Собранная информация индексируется в базе данных Shodan, что позволяет заинтересованным лицам искать устройства по различным критериям.

Риски Shodan​

Информация, собранная Shodan, может быть использована злоумышленниками для различных видов хакерских атак. Доступ к открытым портам и информации об устройствах предоставляет хакерам возможность использовать разные методы атаки.

Shodan, Censys, BinaryEdge, ZoomEye, Fofa, internet-measurement и другие публичные системы представляют собой ASM-систему, выполняющую непрерывное сканирование всего интернета. У каждой из этих систем есть свои сервера-сканеры, и их хорошо видно на ханипотах. Вы можете запустить такой у себя или взять публичный, например

Для просмотра ссылки необходимо нажать Вход или Регистрация

. Так что самой простой защитой от shodan'а и им подобных будет блокировка соответствующего пула адресов.

Но Shodan — это не единственное, что может вас просканировать. Любой желающий может запустить nmap или masscan и получить тот же результат, что и из Shodan, но сделать это с любого IP-адреса. Поэтому я бы посоветовал на межсетевом экране перед серверами активировать правило, отправляющее TCP SYN-ACK пакеты в ответ на любой входящий TCP SYN. Это приведет к тому, что сканирующая сторона будет видеть 65535 открытых портов, в которых просто нереально будет увидеть продуктивные сервисы. Это отличная защитная мера, которая иногда встречается на периметрах разных компаний. Как пентестер, имитирующий реальные атаки, могу сказать, что это очень сильно мешает разведке.

Однако мы можем ещё сильнее испортить жизнь сканерам, если вместо отправки TCP SYN-ACK перенаправим все входящие соединения на какой-нибудь порт-заглушку, отправляющий в ответ «мусор» из /dev/zero. Это подвесит сканеры, когда те начнут определять версии служб, бесконечно читая данные из каждого порта. В конечном счете это может привести даже к утечке памяти на сканирующей стороне и отказу в обслуживании.

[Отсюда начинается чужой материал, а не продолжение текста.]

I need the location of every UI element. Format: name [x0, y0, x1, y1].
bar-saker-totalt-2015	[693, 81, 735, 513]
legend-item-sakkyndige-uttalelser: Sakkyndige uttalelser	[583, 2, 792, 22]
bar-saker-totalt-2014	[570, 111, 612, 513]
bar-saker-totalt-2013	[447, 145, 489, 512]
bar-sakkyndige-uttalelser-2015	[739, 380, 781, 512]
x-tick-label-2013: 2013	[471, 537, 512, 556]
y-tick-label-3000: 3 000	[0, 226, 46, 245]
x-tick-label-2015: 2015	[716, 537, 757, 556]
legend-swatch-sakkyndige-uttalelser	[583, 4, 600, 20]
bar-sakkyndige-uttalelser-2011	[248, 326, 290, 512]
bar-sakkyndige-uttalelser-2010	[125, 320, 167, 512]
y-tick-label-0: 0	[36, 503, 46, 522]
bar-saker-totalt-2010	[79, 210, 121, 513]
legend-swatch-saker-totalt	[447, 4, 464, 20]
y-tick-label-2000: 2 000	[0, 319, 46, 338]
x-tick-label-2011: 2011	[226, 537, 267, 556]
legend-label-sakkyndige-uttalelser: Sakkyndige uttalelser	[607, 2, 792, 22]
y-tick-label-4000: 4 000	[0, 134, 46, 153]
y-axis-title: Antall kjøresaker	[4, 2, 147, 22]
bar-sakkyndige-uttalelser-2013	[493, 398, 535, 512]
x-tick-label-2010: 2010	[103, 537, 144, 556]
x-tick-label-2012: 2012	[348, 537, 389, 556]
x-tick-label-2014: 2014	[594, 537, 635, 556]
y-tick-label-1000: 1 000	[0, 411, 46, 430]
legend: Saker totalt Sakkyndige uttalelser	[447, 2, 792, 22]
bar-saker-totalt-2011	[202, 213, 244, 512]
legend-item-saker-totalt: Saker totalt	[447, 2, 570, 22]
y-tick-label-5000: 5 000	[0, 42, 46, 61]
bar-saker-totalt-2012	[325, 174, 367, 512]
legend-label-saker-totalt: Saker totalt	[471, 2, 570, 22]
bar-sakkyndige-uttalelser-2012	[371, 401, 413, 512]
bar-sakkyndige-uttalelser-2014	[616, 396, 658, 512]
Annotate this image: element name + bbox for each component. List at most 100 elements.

Вот некоторые из наиболее распространенных рисков:

1. Сканирование уязвимостей. Shodan позволяет хакерам быстро и эффективно сканировать устройства на наличие известных уязвимостей. Например, если устройство использует устаревшую версию программного обеспечения с известными багами, хакеры могут использовать их для получения несанкционированного доступа.
2. Атаки DDoS. Поисковик может быть использован для организации DDoS-атак (отказ в обслуживании). Хакеры могут направить большое количество запросов к устройству, что приводит к перегрузке и отказу в работе.
3. Бомбардировка спамом. Информация о сетевых устройствах, собранная Shodan, может быть использована для рассылок спама и вредоносных программ.
4. Захват управления устройствами. Shodan может быть использован для захвата управления устройствами, например, камерами видеонаблюдения или маршрутизаторами. Хакеры могут использовать захваченные устройства для шпионажа или других злонамеренных действий.
5. Кража данных. Злоумышленники могут использовать Shodan для поиска устройств, хранящих конфиденциальные данные, например, базы данных или финансовую информацию.

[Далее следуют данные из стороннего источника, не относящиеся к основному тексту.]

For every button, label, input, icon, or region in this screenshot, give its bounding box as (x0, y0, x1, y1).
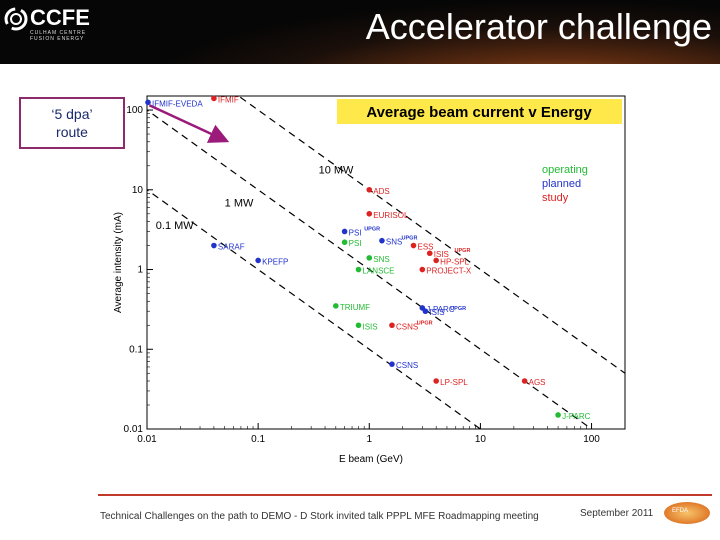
data-point (211, 95, 217, 102)
x-tick-label: 10 (475, 434, 487, 445)
data-point-note: UPGR (450, 306, 466, 312)
y-tick-label: 0.01 (124, 424, 144, 435)
data-point (555, 412, 561, 418)
power-line-label: 0.1 MW (156, 220, 195, 232)
y-tick-label: 100 (126, 105, 143, 116)
data-point-label: J-PARC (562, 412, 591, 421)
data-point-label: EURISOL (373, 211, 409, 220)
data-point-label: PROJECT-X (426, 267, 472, 276)
chart-title: Average beam current v Energy (366, 104, 592, 121)
data-point-label: AGS (529, 378, 546, 387)
badge-text: EFDA (672, 508, 689, 514)
data-point (389, 361, 395, 367)
data-point-label: PSI (349, 239, 362, 248)
data-point (433, 378, 439, 384)
data-point (355, 322, 362, 329)
data-point (341, 239, 348, 246)
legend-entry: study (542, 192, 569, 204)
power-line (237, 96, 625, 375)
logo-subtext: CULHAM CENTRE FUSION ENERGY (30, 30, 87, 42)
data-point-label: HP-SPL (440, 257, 469, 266)
chart-svg: 0.01 0.1 1 10 100 0.01 0.1 1 10 100 E beam (GeV) Av… (113, 95, 626, 465)
plot-frame (146, 95, 626, 430)
data-point-label: CSNS (396, 361, 418, 370)
ccfe-logo: CCFE CULHAM CENTRE FUSION ENERGY (4, 4, 96, 42)
data-point (366, 186, 373, 193)
callout-line-1: ‘5 dpa’ (51, 106, 93, 122)
data-point-label: J-PARC (426, 305, 455, 314)
footer-divider (98, 494, 712, 496)
y-tick-label: 10 (132, 185, 144, 196)
data-point (333, 303, 339, 309)
footer-date: September 2011 (580, 508, 654, 519)
x-axis-label: E beam (GeV) (339, 454, 403, 465)
data-point-label: ESS (417, 243, 433, 252)
footer-caption: Technical Challenges on the path to DEMO… (100, 511, 539, 522)
power-line-label: 10 MW (319, 165, 354, 177)
data-point (145, 99, 151, 106)
data-point (422, 308, 429, 315)
data-point (211, 242, 217, 249)
data-point (521, 378, 528, 384)
data-point-label: ISIS (434, 250, 449, 259)
data-point-label: CSNS (396, 322, 418, 331)
data-point-label: ISIS (363, 322, 378, 331)
data-point (433, 257, 439, 264)
data-point-note: UPGR (364, 226, 380, 232)
dpa-route-callout: ‘5 dpa’ route (19, 97, 125, 149)
data-point-label: SARAF (218, 243, 245, 252)
data-point (366, 210, 373, 217)
data-point-label: ADS (373, 187, 389, 196)
x-tick-label: 0.01 (137, 434, 157, 445)
beam-current-chart: 0.01 0.1 1 10 100 0.01 0.1 1 10 100 E beam (GeV) Av… (100, 90, 640, 480)
logo-text: CCFE (30, 5, 90, 30)
data-point (426, 250, 433, 257)
data-point-note: UPGR (402, 236, 418, 242)
data-point (389, 322, 395, 329)
data-point-label: LANSCE (363, 267, 395, 276)
data-point-label: IFMIF (218, 95, 239, 104)
ccfe-swirl-icon (4, 7, 28, 31)
data-point (379, 237, 385, 244)
y-tick-label: 1 (137, 265, 143, 276)
data-point-note: UPGR (455, 248, 471, 254)
x-tick-label: 0.1 (251, 434, 265, 445)
data-point-label: ISIS (429, 308, 444, 317)
data-point-label: LP-SPL (440, 378, 468, 387)
callout-line-2: route (56, 124, 88, 140)
x-tick-label: 100 (583, 434, 600, 445)
power-line (147, 109, 593, 429)
legend-entry: planned (542, 178, 581, 190)
chart-title-box (337, 99, 622, 124)
power-line-label: 1 MW (225, 197, 254, 209)
data-point-label: SNS (386, 238, 402, 247)
efda-badge: EFDA (664, 502, 710, 524)
y-tick-label: 0.1 (129, 344, 143, 355)
data-point-note: UPGR (417, 320, 433, 326)
data-point-label: IFMIF-EVEDA (152, 99, 203, 108)
slide-title: Accelerator challenge (365, 6, 712, 47)
x-tick-label: 1 (366, 434, 372, 445)
data-point (341, 228, 348, 235)
data-point (410, 242, 417, 249)
data-point (419, 266, 426, 273)
data-point (366, 255, 373, 261)
data-point (355, 266, 362, 273)
data-point-label: TRIUMF (340, 303, 370, 312)
data-point-label: PSI (349, 228, 362, 237)
data-point-label: SNS (373, 255, 389, 264)
data-point-label: KPEFP (262, 257, 288, 266)
legend-entry: operating (542, 164, 588, 176)
data-point (255, 257, 261, 264)
dpa-route-arrow (148, 104, 230, 143)
slide-header: CCFE CULHAM CENTRE FUSION ENERGY Acceler… (0, 0, 720, 64)
y-axis-label: Average intensity (mA) (113, 212, 124, 313)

Важно помнить, что Shodan — это мощный инструмент, который может быть использован для хороших или плохих целей. Необходимо осознавать риски, связанные с использованием Shodan, и принимать меры по защите своих сетевых устройств.

Не только угроза, но и инструмент защиты​

Shodan, несмотря на свою репутацию инструмента хакеров, также является полезным для специалистов по безопасности. Он предоставляет бесценную информацию о сетевых устройствах, что позволяет проактивно выявлять проблемы и устранять уязвимости.

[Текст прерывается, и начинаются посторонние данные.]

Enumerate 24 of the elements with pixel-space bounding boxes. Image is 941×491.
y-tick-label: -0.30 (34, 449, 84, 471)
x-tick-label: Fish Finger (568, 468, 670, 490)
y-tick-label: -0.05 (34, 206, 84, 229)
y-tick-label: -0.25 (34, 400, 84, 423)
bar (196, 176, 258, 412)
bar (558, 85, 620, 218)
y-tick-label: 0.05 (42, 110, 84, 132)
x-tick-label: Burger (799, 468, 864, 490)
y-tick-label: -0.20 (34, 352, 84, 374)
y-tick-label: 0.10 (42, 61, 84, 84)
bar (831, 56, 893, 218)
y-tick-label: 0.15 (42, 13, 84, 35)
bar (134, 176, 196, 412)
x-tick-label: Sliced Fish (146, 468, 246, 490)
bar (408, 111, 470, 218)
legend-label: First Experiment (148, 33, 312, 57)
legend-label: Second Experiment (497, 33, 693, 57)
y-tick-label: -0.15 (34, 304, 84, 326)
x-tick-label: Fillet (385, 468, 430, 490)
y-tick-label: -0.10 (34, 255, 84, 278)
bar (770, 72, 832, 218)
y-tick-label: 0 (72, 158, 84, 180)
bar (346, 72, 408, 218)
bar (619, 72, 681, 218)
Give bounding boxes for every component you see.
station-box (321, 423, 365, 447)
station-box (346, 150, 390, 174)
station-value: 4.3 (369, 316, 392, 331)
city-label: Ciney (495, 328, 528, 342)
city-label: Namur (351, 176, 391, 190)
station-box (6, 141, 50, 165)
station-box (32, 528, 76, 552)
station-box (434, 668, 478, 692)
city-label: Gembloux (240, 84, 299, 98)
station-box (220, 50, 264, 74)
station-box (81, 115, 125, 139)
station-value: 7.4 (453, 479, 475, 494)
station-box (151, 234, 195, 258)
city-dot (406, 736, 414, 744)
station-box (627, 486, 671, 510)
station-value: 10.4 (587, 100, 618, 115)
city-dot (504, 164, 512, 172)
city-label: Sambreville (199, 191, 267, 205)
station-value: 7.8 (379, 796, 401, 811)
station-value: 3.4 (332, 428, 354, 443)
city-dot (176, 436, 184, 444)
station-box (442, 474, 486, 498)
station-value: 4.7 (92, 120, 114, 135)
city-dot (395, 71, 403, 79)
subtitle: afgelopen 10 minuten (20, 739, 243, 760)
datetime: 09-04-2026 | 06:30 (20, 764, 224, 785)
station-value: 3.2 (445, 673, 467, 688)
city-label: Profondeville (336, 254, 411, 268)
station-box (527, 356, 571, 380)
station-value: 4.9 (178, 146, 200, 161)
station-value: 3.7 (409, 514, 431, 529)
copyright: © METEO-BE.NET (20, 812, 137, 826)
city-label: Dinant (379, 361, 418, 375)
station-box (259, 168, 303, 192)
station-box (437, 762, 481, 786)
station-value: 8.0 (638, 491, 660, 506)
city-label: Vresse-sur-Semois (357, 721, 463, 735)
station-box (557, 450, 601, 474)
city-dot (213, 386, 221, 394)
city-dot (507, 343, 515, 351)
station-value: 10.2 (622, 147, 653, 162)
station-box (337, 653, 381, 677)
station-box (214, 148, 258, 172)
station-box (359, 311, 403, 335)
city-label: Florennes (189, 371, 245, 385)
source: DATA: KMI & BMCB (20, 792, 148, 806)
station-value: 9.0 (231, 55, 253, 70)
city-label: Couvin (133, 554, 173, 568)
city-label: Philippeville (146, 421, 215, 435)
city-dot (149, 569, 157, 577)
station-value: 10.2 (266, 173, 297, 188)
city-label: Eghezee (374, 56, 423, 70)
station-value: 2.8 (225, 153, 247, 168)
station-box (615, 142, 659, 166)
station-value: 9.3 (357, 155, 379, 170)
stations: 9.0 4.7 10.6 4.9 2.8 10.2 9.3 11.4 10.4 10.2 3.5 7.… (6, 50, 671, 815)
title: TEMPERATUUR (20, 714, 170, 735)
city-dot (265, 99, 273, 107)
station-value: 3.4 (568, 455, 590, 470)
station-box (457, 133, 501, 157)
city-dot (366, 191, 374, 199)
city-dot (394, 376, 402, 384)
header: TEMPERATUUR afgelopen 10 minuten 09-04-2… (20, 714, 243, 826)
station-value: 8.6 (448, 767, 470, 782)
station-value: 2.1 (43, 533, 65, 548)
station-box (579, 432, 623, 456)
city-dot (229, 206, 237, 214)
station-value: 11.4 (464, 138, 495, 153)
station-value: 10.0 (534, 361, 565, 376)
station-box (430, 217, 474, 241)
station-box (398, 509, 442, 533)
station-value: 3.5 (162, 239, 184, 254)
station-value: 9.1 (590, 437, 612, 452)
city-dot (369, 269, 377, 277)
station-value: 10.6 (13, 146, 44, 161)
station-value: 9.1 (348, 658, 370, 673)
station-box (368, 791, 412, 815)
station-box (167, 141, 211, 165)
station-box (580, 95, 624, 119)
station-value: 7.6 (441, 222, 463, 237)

С помощью Shodan специалисты могут быстро найти устройства с устаревшим программным обеспечением или с открытыми портами, которые могут быть использованы для атак. Он также позволяет отслеживать изменения в сети и выявлять новые устройства, которые могут представлять угрозу. Анализ информации Shodan помогает понять, как хакеры атакуют устройства, что позволяет улучшать стратегии защиты. Shodan даже позволяет создать карту сети, которая показывает все устройства, подключенные к интернету, что упрощает управление и защиту сети. Кроме того, Shodan является ценным инструментом для обучения и исследований в сфере кибербезопасности.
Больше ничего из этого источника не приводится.